Apparatus for routering surface art well known and include systems for routering cracks in asphalt or concrete as a step in the process of repairing those cracks. Such system may also be used to remove paint from the asphalt or concrete surfaces, by setting the routering action to a depth substantially equivalent to the paint thickness, and for a variety of other purposes.
As used herein, the terms cut and/or router a surface and cut or router a groove in a surface are intended to comprise the removal of undesired material from a surface. Such undesired material can be a portion of the material making up the surface, such as the cutting of a groove in an asphalt surface to repair a crack therein, or the removal of material which has been previously applied to a surface, such as removing paint from a concrete surface substantially without damaging the surface.
Prior art routers include those described in U.S. Pat. No. 4,175,788 and 4,204,714 to Crafco Inc. Generally, these routers comprise a two wheeled device with a cutting head located between the wheels and motor mounted above the wheels. The cutting head includes a horizontal shaft, which is substantially in line with the axis of the wheels, and a pair of large diameter steel discs spaced about five inches apart the center of the shaft Six cutting blades are mounted between these discs via six pins which extend between the discs and through the center of the respective blade. Each of these cutting blades includes eight cutting blades which extend radically from the center of the blades in a star-like manner.
The shaft and the assembly of the discs and blades is rotated by the motor, via a belt drive, and the blades are free to rotate on the pins and also have some free play between their centers and the pins. As the discs are rotated by the motor, the cutting blades pound a cut into the surface being worked.
A set of handles extend from the device and are held by the operator working the device who uses the handles to propel the device and to steer the cutting head onto the crack or other surface area to be routered. An electric switch is provided on the handles to operate a motorized screw actuator which is used to alter the routering depth of the cutting head by moving the cutting head vertically, relative to the two wheels and the surface.
Problem exist with the prior art router devices in that it is difficult for the operator to accurately control the positioning of the cutting head. It is also difficult, if not impossible, for the operator to control the routering depth of the device in that the actuator is not susceptible to accurate operation and the inevitable vertical movement of the handles by the operator while controlling the device also results in changes to the routering depth. Further, as the operator must exert great care when maneuvering and propelling the device with the handles, the amount of surface which is routed in a given time is reduced from that which would be routed if accurate operation and movement of the devices was easier. Also, and perhaps most importantly, with conventional cutting heads such as those disclosed in the above-mentioned U.S. patents to Crafco, due to the pounding action whereby the cutting blade effects its cut, micro cracks may be formed in the surface being worked adjacent the cut, resulting in new damage be introduced to the surface.

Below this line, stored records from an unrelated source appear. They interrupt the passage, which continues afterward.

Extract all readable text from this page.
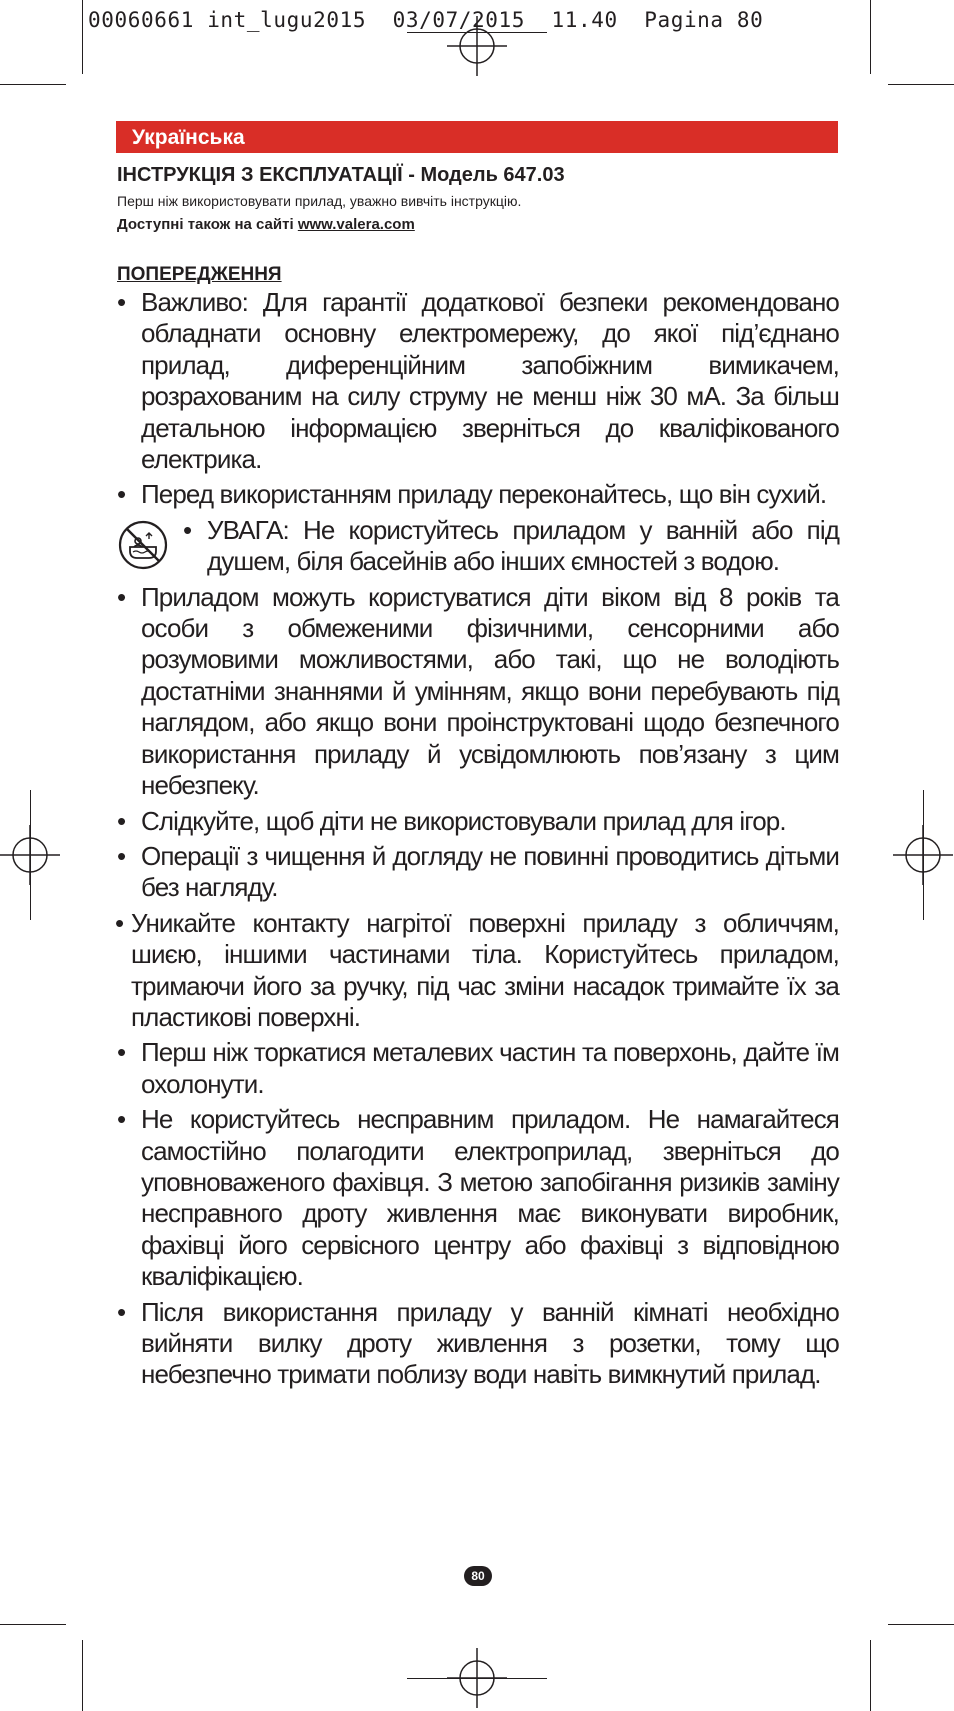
00060661 int_lugu2015  03/07/2015  11.40  Pagina 80
Українська

ІНСТРУКЦІЯ З ЕКСПЛУАТАЦІЇ - Модель 647.03

Перш ніж використовувати прилад, уважно вивчіть інструкцію.

Доступні також на сайті www.valera.com

ПОПЕРЕДЖЕННЯ

• Важливо: Для гарантії додаткової безпеки рекомендовано обладнати основну електромережу, до якої під’єднано прилад, диференційним запобіжним вимикачем, розрахованим на силу струму не менш ніж 30 мА. За більш детальною інформацією зверніться до кваліфікованого електрика.
• Перед використанням приладу переконайтесь, що він сухий.
• УВАГА: Не користуйтесь приладом у ванній або під душем, біля басейнів або інших ємностей з водою.
• Приладом можуть користуватися діти віком від 8 років та особи з обмеженими фізичними, сенсорними або розумовими можливостями, або такі, що не володіють достатніми знаннями й умінням, якщо вони перебувають під наглядом, або якщо вони проінструктовані щодо безпечного використання приладу й усвідомлюють пов’язану з цим небезпеку.
• Слідкуйте, щоб діти не використовували прилад для ігор.
• Операції з чищення й догляду не повинні проводитись дітьми без нагляду.
• Уникайте контакту нагрітої поверхні приладу з обличчям, шиєю, іншими частинами тіла. Користуйтесь приладом, тримаючи його за ручку, під час зміни насадок тримайте їх за пластикові поверхні.
• Перш ніж торкатися металевих частин та поверхонь, дайте їм охолонути.
• Не користуйтесь несправним приладом. Не намагайтеся самостійно полагодити електроприлад, зверніться до уповноваженого фахівця. З метою запобігання ризиків заміну несправного дроту живлення має виконувати виробник, фахівці його сервісного центру або фахівці з відповідною кваліфікацією.
• Після використання приладу у ванній кімнаті необхідно вийняти вилку дроту живлення з розетки, тому що небезпечно тримати поблизу води навіть вимкнутий прилад.
80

It is an object of the present invention to provide a novel apparatus for routering a surface which obviates or mitigates at least one of the above-described disadvantages of the prior art. It is a further object to provide a novel cutting head and tool piece therefore for routering a surface.
According to a first aspect of the present invention, there is provided a self propelled device for cutting groove in a surface, comprising:
a frame;
prime mover means;
at least on pair of drive wheels rotatably mounted to said frame and each wheel independently driven by said prime mover means and rotating about a substantially common axis;
at least one balance wheel rotatably mounted to said frame and operable with said at least one pair of drive wheels to support said device on said surface, said balance wheel being substantially freely pivotable about a vertical axis to allow said device to be steered by said driven wheels;
a cutting head assembly vertically moveable between a desired working position wherein at least one cutting tool piece in said cutting head assembly contacts said surface and a free position wherein said at least one cutting tool piece is above said surface, said cutting head assembly being driven by said prime mover to cut said surface with said cutting tool piece;
a steering means to operate each of said drive wheels to move and steer said device; an
a cutting bead control means to move said cutting head assembly between said desired working position and said free position.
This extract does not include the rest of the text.